The Budget was built on the idea that a vaccine would be available by the end of 2021 and when I interviewed the Treasurer, Josh Frydenberg, after the Budget, he said if the vaccine was available by mid-2021 the saving to the Budget would be around $34 billion. And all these numbers would be conservative, so we could see a desperately lower deficit by the end of the financial year.
That’s the good news, but all this adds to the possibility that the Reserve Bank might have to break its promise to keep the cash rate of interest at a low 0.1% for three years. If the vaccine leads to stronger economic growth with all this stimulus from the Budget and low interest rates, we could see a big boom muster up power and that means inflation kicks in.
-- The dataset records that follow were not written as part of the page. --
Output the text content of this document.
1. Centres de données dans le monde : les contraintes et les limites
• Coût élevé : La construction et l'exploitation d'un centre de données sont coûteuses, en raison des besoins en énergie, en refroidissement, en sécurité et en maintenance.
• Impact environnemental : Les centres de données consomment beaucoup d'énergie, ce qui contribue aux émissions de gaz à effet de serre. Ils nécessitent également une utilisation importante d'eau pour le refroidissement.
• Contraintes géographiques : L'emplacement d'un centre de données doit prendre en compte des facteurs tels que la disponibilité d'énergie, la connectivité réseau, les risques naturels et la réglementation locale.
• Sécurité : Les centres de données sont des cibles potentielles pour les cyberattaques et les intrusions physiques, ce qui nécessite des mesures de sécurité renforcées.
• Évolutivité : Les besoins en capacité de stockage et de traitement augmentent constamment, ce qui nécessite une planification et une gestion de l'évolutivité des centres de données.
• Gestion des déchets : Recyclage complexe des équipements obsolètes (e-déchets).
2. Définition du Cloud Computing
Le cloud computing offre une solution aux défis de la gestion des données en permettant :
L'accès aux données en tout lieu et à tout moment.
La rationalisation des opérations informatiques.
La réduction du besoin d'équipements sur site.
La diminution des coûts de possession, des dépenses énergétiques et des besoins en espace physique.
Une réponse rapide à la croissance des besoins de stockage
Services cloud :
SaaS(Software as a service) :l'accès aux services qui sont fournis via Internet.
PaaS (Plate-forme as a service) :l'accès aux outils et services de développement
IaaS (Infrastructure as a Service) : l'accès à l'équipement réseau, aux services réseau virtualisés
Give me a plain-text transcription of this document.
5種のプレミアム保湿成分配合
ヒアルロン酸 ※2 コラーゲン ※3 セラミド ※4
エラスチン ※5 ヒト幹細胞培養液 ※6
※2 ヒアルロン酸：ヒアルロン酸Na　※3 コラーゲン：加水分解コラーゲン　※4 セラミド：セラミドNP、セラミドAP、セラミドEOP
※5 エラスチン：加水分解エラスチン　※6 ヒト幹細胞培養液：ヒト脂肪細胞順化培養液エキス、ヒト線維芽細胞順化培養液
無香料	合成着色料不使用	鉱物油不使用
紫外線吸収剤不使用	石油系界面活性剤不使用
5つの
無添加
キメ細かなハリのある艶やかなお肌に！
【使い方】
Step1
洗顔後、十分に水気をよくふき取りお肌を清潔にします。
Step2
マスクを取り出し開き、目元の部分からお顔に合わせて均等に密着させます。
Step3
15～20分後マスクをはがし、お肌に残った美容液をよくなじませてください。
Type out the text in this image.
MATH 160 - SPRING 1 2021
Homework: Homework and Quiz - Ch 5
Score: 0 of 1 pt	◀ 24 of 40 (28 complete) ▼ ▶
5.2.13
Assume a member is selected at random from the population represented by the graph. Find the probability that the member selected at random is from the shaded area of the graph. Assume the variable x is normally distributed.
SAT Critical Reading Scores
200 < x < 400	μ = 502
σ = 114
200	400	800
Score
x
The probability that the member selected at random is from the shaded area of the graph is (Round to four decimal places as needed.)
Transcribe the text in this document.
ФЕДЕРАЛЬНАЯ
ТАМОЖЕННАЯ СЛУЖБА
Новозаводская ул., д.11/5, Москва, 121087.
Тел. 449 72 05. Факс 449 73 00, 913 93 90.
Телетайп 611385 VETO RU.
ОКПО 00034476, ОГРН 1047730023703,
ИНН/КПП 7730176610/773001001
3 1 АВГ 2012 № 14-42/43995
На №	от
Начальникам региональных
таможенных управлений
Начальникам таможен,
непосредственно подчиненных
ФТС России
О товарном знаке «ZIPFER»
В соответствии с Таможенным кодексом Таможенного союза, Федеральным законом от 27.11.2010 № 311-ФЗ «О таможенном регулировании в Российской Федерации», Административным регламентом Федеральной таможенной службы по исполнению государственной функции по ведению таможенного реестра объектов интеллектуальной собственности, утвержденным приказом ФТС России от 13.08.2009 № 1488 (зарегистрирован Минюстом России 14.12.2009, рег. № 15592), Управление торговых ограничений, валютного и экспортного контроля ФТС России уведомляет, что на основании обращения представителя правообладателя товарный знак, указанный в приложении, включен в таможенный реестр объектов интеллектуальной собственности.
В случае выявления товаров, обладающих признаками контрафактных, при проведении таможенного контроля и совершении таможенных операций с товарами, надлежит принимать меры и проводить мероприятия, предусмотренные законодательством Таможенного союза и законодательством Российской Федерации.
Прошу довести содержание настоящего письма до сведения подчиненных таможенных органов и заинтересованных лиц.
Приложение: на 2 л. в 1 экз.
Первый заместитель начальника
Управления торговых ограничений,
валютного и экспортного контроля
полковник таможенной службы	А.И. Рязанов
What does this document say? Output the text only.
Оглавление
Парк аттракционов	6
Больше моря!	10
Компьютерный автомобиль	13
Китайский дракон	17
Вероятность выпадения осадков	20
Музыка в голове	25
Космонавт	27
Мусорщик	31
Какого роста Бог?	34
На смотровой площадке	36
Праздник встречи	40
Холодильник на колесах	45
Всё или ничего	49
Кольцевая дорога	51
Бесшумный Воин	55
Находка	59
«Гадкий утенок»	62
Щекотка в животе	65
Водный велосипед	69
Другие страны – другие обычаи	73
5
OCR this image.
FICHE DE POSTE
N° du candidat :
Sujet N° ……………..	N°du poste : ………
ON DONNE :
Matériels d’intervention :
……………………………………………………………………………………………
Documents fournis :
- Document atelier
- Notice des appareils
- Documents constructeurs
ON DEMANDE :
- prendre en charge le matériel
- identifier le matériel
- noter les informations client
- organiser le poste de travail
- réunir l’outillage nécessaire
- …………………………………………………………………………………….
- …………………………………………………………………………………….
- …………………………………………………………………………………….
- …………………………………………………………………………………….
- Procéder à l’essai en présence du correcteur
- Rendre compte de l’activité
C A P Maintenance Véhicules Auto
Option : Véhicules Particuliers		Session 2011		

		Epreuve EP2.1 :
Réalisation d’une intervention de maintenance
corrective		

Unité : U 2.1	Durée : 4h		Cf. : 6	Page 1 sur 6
If that happens, RBA Governor Dr Phil Lowe would have to welch on his deal to keep rates where they are for three years.
It’s bad news for borrowers and better news for savers but there wouldn’t be any significant interest rate changes for at least a year, so maybe it’s fixing rate time. (That’s not advice but my best guess.)
If the news about the Coronavirus created a meltdown of the stock market, this vaccine could add to a ‘melt-up’ for the stock market. So you have to hope that this vaccine revelation is really on the money.
How does this help the Indian cricket captain, Virat Kohli? The sports news story today was about him playing one Test here but then he was going back to India for the birth of his child. But with quarantine requirements, he wouldn’t be able to play in any other Test matches. Well, if the vaccine is about and doing its stuff, that might change. It could be good for India, bad for Australia but great for cricket.
Ah, that’s the pay-off for the return of normalcy and an end to life under that damn Coronavirus!
P.S. I promised to do a story on whether low interest rates change my view on whether you should pay off your home loan quicker or build up your super with any spare money. I’ll do that tomorrow. Today’s story was so big I had to break my promise!